Nie, nie usprawiedliwiam kierowcy Scenica, bo kretynów nic nie usprawiedliwia. Napisałem o tym, że ważniejsze jest własne zdrowie i życie, niż wyznawanie zasady "idę/jadę, bo mam pierwszeństwo". Zasugerowałem też, że w tej akurat sytuacji rowerzysta miał możliwość odbić w lewo, widząc zajeżdżające mu drogę auto. Nie byłem tam, nie widziałem, opieram się jedynie na tej klatce z filmiku:
Widać na niej dokładnie, że auto jest na wysokości rowerzysty, ale jeszcze go nie dotyka. Dodatkowo, tuż przed zderzeniem widać, że Scenic jedzie z prędkością niemalże równą prędkości rowerzysty, a nie jest to k🤬a jakieś Lambo, żeby nagle zwiększyło dwukrotnie prędkość. Tak więc zakładając, że auto zbliżyło się do rowerzysty z prędkością niewiele większą od poszkodowanego, miał on krótki moment na reakcję, od zobaczenia niebezpiecznie zbliżającego się auta - do zderzenia.

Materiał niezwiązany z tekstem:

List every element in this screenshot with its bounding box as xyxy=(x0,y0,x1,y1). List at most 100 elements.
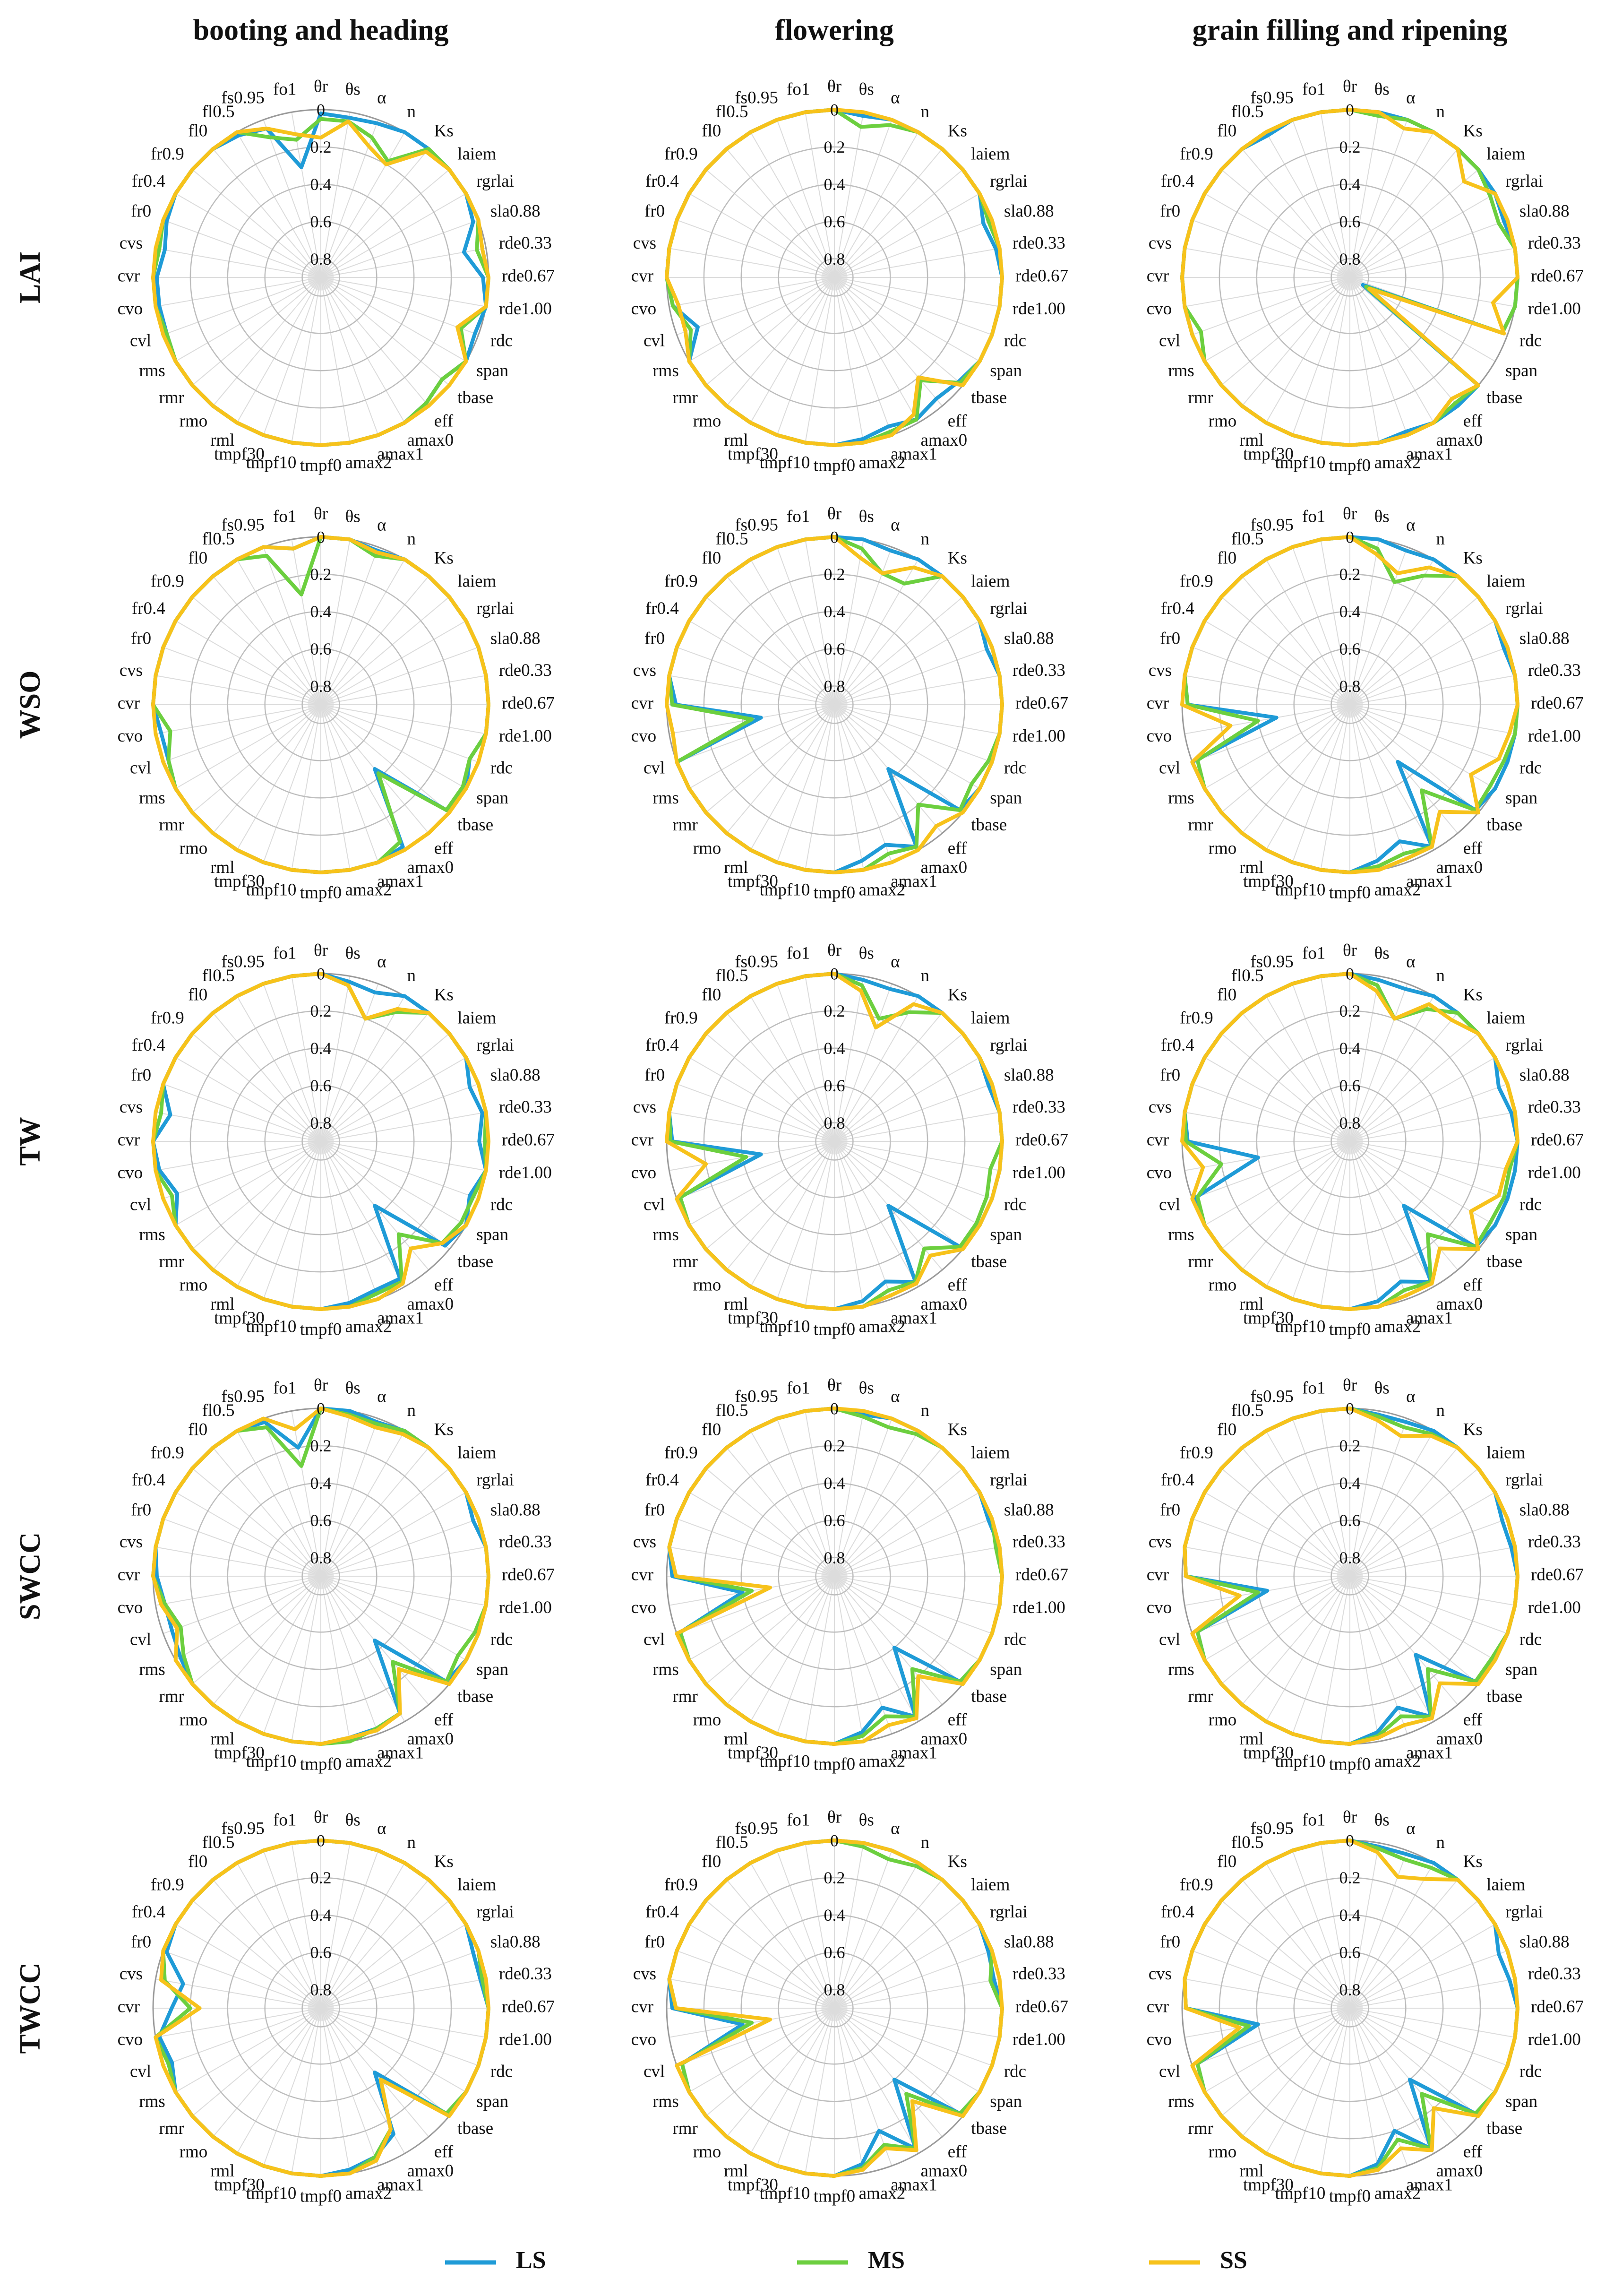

Nie wiadomo, jak było naprawdę, może rowerzysta słuchał sobie radia na słuchawkach, może miał przed oczami sceny rodem z harda, może płakał od bijącego po oczach wiatru, a może po prostu faktycznie pech chciał, że nie zdążył uciec. Powtarzam - nie usprawiedliwiam kierowcy auta. Sam, podobnie jak
JamalBG jestem kierowcą i robię setki kilometrów, głównie po mieście (w dupie to mam czy mi wierzysz), jestem też aktywnym rowerzystą (ale tylko w lato, p🤬lę zasuwanie na mrozie) i znam podobne sytuacje zarówno z jednej, jak i drugiej strony. Dlatego apeluję o rozwagę i ostrożność w każdej sytuacji, nawet w tej z pierwszeństwem przejazdu, bo to, że ktoś pójdzie siedzieć na wiele lat, ani życia, ani zdrowia Ci nie przywróci bo miałeś pierwszeństwo, przeciętny i nieprzeciętny Użytkowniku dróg (słowa skierowane do ogółu, nie do szczegółu). Autorze tematu, dla Ciebie też jasna informacja - nie uciskam Ci jąder w żaden sposób, nie mam do Ciebie pretensji czy c🤬j wie czego, ale masz przykład na to, że w każdej sekundzie poruszania się po ulicach (czy to samochodem, czy rowerem, czy nawet k🤬a autobusem) jesteś narażony na idiotyzm innych.
Uważaj na nich! To c🤬je!
Mam nadzieję, że dotarło wreszcie do Ciebie,
MicheLLo, co miałem na myśli. Dlatego myśl, a nie sapiesz.